The light entering the pinhole camera is assumed to do so at a maximum of 45^{o} from the normal. Therefore, it is easy to calculate the ground coverage of such a camera, and therefore the resolution per pixel.

Altitude of the satellite in LEO is assumed to be 500km.

For ease, due to the relative size of area covered and the surface of the Earth, the area is assumed to be flat and circular.

The radius of the surface covered can be found using trigonometry (sorry for the lack of diagram):

tan(45) = opposite/adjacent, where adjacent = 500km and opposite = radius.

tan(45) = R/(500 x 10^{3})

R = (500 x 10^{3}) x tan(45)

R = 500km

Therefore the area of ground covered is:

A_{covered} = pi x R^{2}

A_{covered} = pi x (500 x 10^{3})^{2}

A_{covered} = 7.854 x 10^{11} m^{2}

## Ground Coverage in Solid Angle

The equation for solid angle is:

ΔΩ = (Δa) / r^{2}

ΔΩ = 7.854 x 10^{11}m^{2} / ((500 x 10^{3})^{2})

**ΔΩ = 3.14 steradians**

## Resolution

Still based on the STAR1000BK7:

Knowing the ground coverage, and the number of image pixels in the array, the resolution of the optical camera can be easily found:

Image Pixels = 1024 x 1024

Ground coverage = 1000km (at circle diameter)
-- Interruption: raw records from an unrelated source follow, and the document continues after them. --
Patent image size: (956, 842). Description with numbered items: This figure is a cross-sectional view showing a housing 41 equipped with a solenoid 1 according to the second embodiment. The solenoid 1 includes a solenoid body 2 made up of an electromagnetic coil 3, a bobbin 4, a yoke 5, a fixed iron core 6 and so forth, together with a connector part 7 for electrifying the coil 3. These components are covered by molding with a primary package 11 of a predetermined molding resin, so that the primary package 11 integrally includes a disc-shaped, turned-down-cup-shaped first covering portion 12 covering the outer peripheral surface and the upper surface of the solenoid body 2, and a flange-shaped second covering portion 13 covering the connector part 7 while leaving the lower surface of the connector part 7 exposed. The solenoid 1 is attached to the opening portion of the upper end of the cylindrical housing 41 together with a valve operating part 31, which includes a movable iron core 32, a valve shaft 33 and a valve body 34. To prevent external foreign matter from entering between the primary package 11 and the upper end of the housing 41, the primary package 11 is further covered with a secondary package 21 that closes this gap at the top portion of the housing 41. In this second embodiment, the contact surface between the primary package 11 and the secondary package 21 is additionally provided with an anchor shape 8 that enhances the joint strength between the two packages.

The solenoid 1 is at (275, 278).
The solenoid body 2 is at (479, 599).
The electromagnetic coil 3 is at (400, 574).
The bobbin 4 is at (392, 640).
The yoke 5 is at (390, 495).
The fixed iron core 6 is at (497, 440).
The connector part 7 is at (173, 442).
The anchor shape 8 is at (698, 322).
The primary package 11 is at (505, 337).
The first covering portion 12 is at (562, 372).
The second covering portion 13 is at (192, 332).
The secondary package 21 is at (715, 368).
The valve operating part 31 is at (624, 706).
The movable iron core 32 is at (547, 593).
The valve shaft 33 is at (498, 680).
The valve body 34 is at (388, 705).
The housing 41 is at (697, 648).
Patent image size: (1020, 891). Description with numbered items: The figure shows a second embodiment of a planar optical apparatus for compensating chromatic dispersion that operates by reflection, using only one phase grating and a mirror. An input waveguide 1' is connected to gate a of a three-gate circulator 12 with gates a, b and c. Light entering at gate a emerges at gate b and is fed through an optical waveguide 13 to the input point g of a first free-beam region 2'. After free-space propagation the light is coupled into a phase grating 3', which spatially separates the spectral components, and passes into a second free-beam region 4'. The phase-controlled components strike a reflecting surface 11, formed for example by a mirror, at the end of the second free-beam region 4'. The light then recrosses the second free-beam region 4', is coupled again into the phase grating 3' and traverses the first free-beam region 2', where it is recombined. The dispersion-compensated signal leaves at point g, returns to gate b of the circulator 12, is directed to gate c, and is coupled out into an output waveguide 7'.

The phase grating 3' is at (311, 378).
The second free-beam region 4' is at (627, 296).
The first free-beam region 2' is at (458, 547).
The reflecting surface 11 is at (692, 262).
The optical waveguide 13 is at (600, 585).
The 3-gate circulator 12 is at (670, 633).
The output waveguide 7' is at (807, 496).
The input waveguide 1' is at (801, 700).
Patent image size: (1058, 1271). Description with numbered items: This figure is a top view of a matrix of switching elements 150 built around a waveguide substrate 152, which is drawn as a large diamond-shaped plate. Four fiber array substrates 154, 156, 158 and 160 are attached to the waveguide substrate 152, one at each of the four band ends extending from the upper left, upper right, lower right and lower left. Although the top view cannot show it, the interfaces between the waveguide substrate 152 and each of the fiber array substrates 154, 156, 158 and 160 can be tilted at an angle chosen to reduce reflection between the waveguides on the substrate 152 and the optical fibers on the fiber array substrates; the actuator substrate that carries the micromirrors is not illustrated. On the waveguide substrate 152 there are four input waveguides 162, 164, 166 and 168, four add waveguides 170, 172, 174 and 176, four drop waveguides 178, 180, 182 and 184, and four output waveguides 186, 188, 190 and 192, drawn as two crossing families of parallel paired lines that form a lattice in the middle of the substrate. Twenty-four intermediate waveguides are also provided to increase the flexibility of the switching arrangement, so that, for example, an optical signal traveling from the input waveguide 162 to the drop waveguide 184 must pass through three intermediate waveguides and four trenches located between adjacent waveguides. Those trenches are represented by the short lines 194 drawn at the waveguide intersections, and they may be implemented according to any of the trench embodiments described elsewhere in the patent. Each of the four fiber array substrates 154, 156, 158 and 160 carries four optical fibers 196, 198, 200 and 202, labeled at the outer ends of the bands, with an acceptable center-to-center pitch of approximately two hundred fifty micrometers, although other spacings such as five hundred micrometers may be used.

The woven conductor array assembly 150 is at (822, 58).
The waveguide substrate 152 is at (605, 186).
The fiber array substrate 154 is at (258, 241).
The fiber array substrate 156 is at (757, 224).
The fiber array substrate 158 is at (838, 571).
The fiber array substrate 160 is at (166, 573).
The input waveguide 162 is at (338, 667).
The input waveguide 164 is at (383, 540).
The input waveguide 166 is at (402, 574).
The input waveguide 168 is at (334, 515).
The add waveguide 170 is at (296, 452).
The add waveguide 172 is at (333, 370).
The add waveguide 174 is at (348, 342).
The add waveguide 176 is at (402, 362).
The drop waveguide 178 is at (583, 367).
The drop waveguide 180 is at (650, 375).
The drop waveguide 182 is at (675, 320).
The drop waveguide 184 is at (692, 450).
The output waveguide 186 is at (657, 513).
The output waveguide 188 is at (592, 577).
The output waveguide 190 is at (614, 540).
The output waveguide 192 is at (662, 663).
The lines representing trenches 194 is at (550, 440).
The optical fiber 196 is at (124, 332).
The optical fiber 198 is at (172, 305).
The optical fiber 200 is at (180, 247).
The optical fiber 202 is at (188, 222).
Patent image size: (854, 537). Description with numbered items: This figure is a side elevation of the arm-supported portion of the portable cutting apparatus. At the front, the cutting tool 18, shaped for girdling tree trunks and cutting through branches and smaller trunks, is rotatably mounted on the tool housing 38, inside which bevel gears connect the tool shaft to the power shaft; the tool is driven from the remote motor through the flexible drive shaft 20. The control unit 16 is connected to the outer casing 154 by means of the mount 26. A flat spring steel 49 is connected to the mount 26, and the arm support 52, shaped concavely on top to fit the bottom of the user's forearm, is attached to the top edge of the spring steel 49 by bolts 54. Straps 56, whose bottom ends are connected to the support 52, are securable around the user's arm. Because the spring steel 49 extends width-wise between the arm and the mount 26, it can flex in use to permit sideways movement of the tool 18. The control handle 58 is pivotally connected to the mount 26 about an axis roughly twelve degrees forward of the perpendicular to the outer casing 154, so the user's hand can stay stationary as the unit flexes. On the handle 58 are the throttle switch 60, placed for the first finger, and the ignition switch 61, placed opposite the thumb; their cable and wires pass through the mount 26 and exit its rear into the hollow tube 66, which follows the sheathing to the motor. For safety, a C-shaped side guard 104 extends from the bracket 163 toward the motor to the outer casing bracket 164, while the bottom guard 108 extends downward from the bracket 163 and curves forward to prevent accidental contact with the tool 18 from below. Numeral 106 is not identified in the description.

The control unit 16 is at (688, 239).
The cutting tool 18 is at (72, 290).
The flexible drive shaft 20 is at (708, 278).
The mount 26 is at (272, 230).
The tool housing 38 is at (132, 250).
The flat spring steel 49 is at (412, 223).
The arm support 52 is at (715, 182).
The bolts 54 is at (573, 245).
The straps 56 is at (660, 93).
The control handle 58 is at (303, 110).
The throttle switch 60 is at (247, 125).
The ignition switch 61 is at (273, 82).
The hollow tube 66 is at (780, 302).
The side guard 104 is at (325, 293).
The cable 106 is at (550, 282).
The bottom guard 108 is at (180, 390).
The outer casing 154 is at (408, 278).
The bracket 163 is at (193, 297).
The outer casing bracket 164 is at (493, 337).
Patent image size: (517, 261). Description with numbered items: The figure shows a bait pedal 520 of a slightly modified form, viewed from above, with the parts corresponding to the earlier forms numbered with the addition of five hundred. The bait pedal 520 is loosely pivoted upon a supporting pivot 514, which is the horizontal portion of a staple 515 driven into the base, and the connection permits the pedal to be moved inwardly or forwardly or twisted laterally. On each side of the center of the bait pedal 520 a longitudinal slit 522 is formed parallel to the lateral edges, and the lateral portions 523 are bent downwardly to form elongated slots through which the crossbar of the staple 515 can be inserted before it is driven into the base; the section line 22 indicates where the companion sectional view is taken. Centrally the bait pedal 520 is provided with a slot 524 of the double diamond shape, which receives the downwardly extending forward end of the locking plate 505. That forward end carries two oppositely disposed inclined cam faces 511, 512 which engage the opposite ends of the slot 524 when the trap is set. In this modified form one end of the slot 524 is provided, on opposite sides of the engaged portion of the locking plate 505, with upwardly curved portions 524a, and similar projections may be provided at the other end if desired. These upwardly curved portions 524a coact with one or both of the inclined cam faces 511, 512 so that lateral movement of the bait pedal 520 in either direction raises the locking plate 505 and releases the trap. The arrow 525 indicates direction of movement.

Therefore, assuming an area of 1000km to be the width and height of the field of view, the resolution per pixel in each direction (height and width) is as follows:

Resolution_{height} = 1000 / 1024

**Resolution _{height} = 0.977 km/pixel**

Because the array of pixels is square, the resolution is the same in both directions. Therefore, the resolution of each pixel in an area is **0.954 km ^{2}/pixel**.